HORVATLAND - THE '50s - PHOTOJOURNALISM - PAKISTANGO TO HOME
2010, from Autobiography, in my iPad application Horvatland.
In fact I started my trip with Pakistan, having heard that the public relation officials of that country were providing facilities to reporters, in order to improve its negative image (which at the time still seemed improvable). So, one day in April 1952, I arrived in Karachi, stepping off a cargo that had taken three weeks to get there from Trieste – and which was cheaper than flying. I soon realised that April, in Karachi, is the beginning of high summer, that the promised facilities amounted to no more than a cup of tea with milk, that the PR people offered me while I was waiting in their office, and that those people understood as little of my English as I did of theirs.
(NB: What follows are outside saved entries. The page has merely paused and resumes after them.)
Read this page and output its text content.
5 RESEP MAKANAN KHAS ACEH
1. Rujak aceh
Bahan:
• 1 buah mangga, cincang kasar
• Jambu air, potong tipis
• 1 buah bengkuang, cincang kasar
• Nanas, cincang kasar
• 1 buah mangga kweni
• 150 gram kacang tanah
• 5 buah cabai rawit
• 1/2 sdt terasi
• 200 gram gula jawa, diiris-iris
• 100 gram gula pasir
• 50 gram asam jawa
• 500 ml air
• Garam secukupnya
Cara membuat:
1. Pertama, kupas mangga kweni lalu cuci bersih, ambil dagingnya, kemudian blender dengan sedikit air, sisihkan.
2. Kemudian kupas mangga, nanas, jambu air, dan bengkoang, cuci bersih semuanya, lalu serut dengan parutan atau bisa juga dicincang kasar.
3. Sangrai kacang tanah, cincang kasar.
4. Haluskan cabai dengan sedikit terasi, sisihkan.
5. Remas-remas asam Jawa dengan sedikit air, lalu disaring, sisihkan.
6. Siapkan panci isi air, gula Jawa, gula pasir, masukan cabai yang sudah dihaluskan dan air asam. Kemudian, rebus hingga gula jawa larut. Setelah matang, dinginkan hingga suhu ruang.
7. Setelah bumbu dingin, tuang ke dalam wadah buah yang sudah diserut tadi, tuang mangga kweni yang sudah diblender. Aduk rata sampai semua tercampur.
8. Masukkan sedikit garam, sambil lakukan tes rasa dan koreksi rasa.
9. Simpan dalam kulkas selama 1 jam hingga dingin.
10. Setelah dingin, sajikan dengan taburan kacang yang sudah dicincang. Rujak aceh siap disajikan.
But this wasn’t my main difficulty: the difficulty was the sheer chaos of Karachi. Photography, to me, meant photojournalism. I wanted my pictures to tell stories, like those that the editors of Berliner Illustrierte, fleeing from Germany in the Thirties, had taught the editors of Life to tell to their American public, and that later all the magazines tried to tell. With a beginning, a middle and an end, and with a caption to each photo, so that readers who were still unfamiliar with the language of photography would get an idea of what the world looked like, that the circulation of the magazines would increase and that their contributors would be adequately rewarded. This was a splendid plan. But in the meantime, the streets of Karachi struck me as being nothing but a sweaty confusion, with no clear features that I could distinguish and with not so much as the beginning of a story. At least I had the sense to realise it and the luck to find another place where I could settle and begin to understand the world that surrounded me.